シナリオ2:4月上旬を過ぎてもホルムズが閉鎖されたままである。 LNG備蓄が枯渇に向かう。日本の電力会社は世界中のスポット市場で極端な高値のカーゴを奪い合う。電力コストが急騰し、製造業の操業が制約される。日銀は利上げを無期限に延期。エネルギー輸入コストが経常収支を圧迫し、円安がさらに進む。ベッセントの枠組みは90ドル超の原油持続に耐えきれなくなる。日本株の構造的な追い風テーゼは、数週間ではなく四半期単位で先送りされる。
非対称性。 シナリオ1が実現すれば、押し目で買った投資家は通常の反発リターンを得る。意味のある利益だが、すでに織り込まれている。シナリオ2が実現すれば、特定セクターに集中した深刻な歪みが生じる。市場はシナリオ2を織り込んでいない。
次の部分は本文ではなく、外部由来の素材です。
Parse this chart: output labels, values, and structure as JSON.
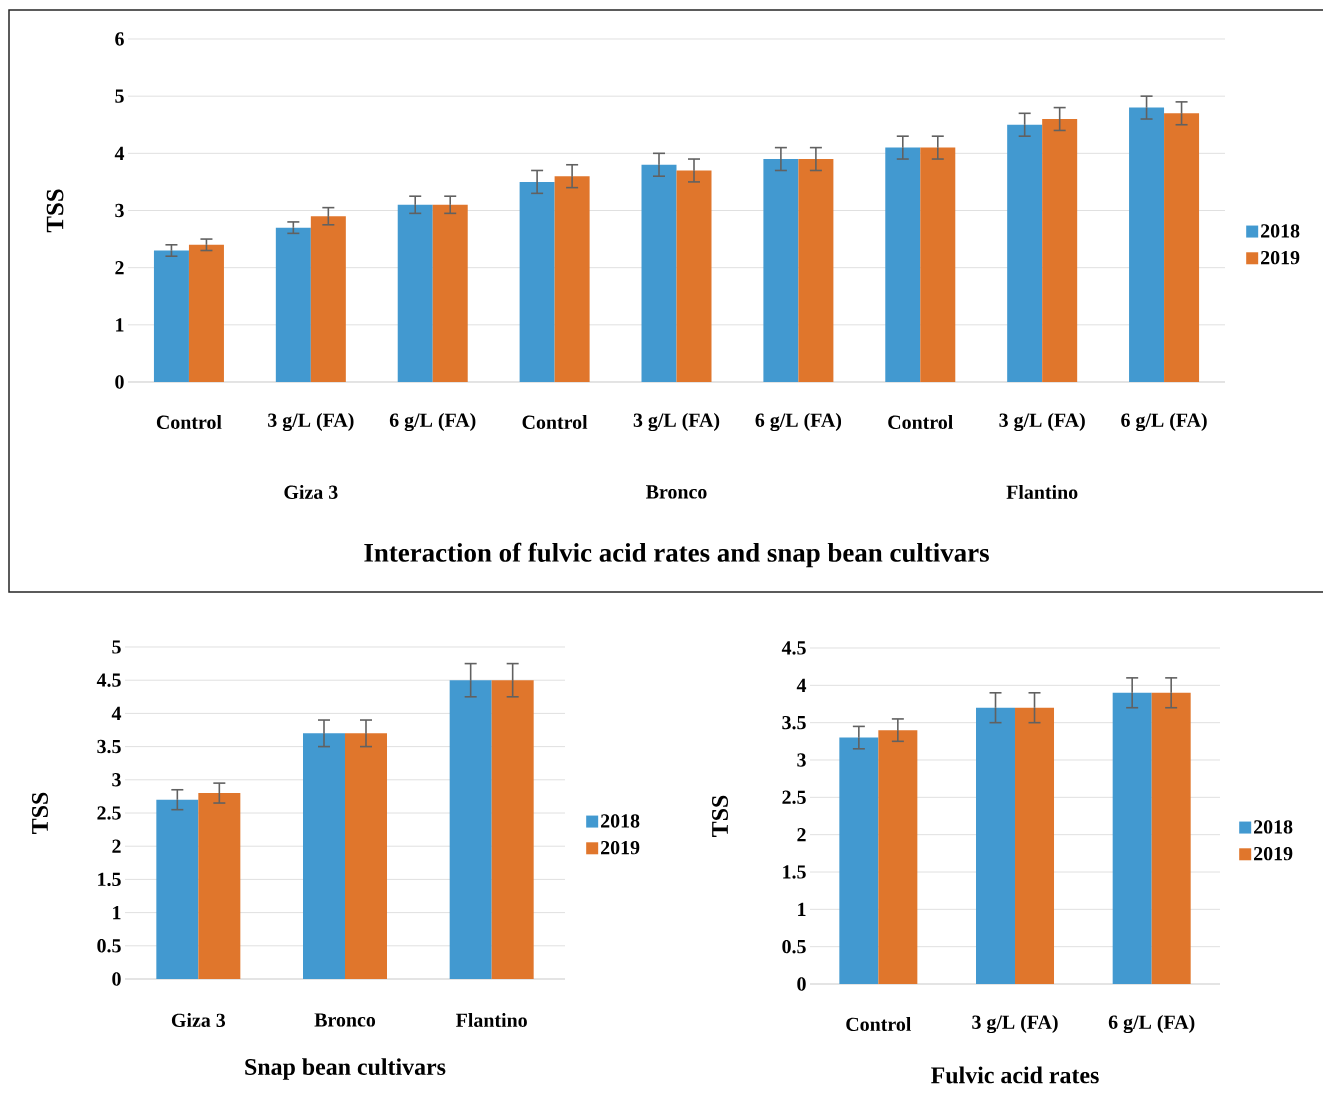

機雷とLNGの不可抗力は、先物カーブが示唆する以上にその確率が高いことを示している。
シナリオ2で恩恵を受けるもの。 国内のエネルギー生産者、投入コストの価格転嫁力がある企業。LNGの海運・トレーディング関連。湾岸以外に調達先を分散している電力会社。広範な紛争で既に買われている防衛関連銘柄。
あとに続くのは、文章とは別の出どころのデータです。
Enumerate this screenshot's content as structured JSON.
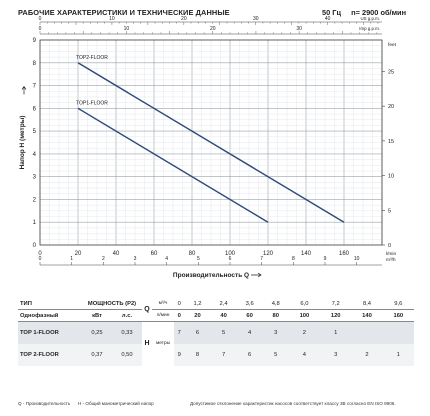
{
  "header": {
    "title": "РАБОЧИЕ ХАРАКТЕРИСТИКИ И ТЕХНИЧЕСКИЕ ДАННЫЕ",
    "frequency": "50 Гц",
    "speed": "n= 2900 об/мин"
  },
  "chart_data": {
    "type": "line",
    "ylabel": "Напор H (метры)",
    "xlabel": "Производительность Q",
    "x_unit": "l/min",
    "y_unit_right": "feet",
    "top_scale_unit": "US g.p.m.",
    "top2_scale_unit": "Imp g.p.m.",
    "bottom2_scale_unit": "m³/h",
    "xlim": [
      0,
      180
    ],
    "ylim": [
      0,
      9
    ],
    "x_ticks": [
      "0",
      "20",
      "40",
      "60",
      "80",
      "100",
      "120",
      "140",
      "160"
    ],
    "y_ticks": [
      "0",
      "1",
      "2",
      "3",
      "4",
      "5",
      "6",
      "7",
      "8",
      "9"
    ],
    "feet_ticks": [
      "0",
      "5",
      "10",
      "15",
      "20",
      "25"
    ],
    "usgpm_ticks": [
      "0",
      "10",
      "20",
      "30",
      "40"
    ],
    "impgpm_ticks": [
      "0",
      "10",
      "20",
      "30"
    ],
    "m3h_ticks": [
      "0",
      "1",
      "2",
      "3",
      "4",
      "5",
      "6",
      "7",
      "8",
      "9",
      "10"
    ],
    "series": [
      {
        "name": "TOP2-FLOOR",
        "x": [
          20,
          160
        ],
        "y": [
          8,
          1
        ]
      },
      {
        "name": "TOP1-FLOOR",
        "x": [
          20,
          120
        ],
        "y": [
          6,
          1
        ]
      }
    ],
    "grid": true,
    "line_color": "#2b4a7a"
  },
  "table": {
    "col_type": "ТИП",
    "col_power": "МОЩНОСТЬ (P2)",
    "col_phase": "Однофазный",
    "unit_kw": "кВт",
    "unit_hp": "л.с.",
    "q_symbol": "Q",
    "unit_m3h": "м³/ч",
    "unit_lmin": "л/мин",
    "h_label": "H",
    "h_unit": "метры",
    "q_m3h": [
      "0",
      "1,2",
      "2,4",
      "3,6",
      "4,8",
      "6,0",
      "7,2",
      "8,4",
      "9,6"
    ],
    "q_lmin": [
      "0",
      "20",
      "40",
      "60",
      "80",
      "100",
      "120",
      "140",
      "160"
    ],
    "pumps": [
      {
        "name": "TOP 1-FLOOR",
        "kw": "0,25",
        "hp": "0,33",
        "h": [
          "7",
          "6",
          "5",
          "4",
          "3",
          "2",
          "1",
          "",
          ""
        ]
      },
      {
        "name": "TOP 2-FLOOR",
        "kw": "0,37",
        "hp": "0,50",
        "h": [
          "9",
          "8",
          "7",
          "6",
          "5",
          "4",
          "3",
          "2",
          "1"
        ]
      }
    ]
  },
  "footer": {
    "left": "Q - Производительность",
    "mid": "H - Общий манометрический напор",
    "right": "Допустимое отклонение характеристик насосов соответствует классу 3B согласно EN ISO 9906."
  }
}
シナリオ2で打撃を受けるもの。 エネルギー多消費型で価格転嫁力のない製造業。航空・運輸。製造業依存度の高い県の地方銀行(利ざや拡大のテーゼ自体は崩れないが、実現の時期が後ろにずれる)。電力料金やガソリン価格の上昇に直面する消費関連。
どちらのシナリオでも恩恵を受けるもの。 規制対応、高市政権の財政支出によるインフラ投資、サイバーセキュリティ、防衛——実需(forced demand)が構造的に存在する企業。これらの製品・サービスへの需要は、原油価格やホルムズ海峡の開閉とは無関係だ。
危機自体が示唆するヘッジ。 金利正常化テーゼで日本の金融株を保有しており、構造的なケースは崩れていないと考えるなら、リスクは時間軸——どれだけ待つかだ。エネルギー関連(総合商社、海運、上流企業)を一部持つことで、正常化の遅延を部分的に相殺できる。金融テーゼの実現を遅らせる危機そのものが、エネルギーヘッジを潤す。同じ力学の裏表だ。
日本籍の船が被弾した
3月12日、日本籍のコンテナ船ONE Majestyがペルシャ湾で不明の飛翔体により船体を損傷した。船主の商船三井が確認している。
日本の読者にとって、これはもはや抽象的な地政学の話ではない。日本の船、日本のエネルギー供給、日本の電力、日本企業の利益率——伝達経路はホルムズ海峡の機雷から名古屋の工場、東京のポートフォリオまで一本でつながっている。
3月19日、日銀は言葉を選ぶ。先物カーブは価格を選ぶ。投資家が問うべきは、そのどちらが、海中にあるものを十分に織り込んでいるかだ。
本記事は公開情報に基づく筆者個人の分析メモであり、投資助言ではない。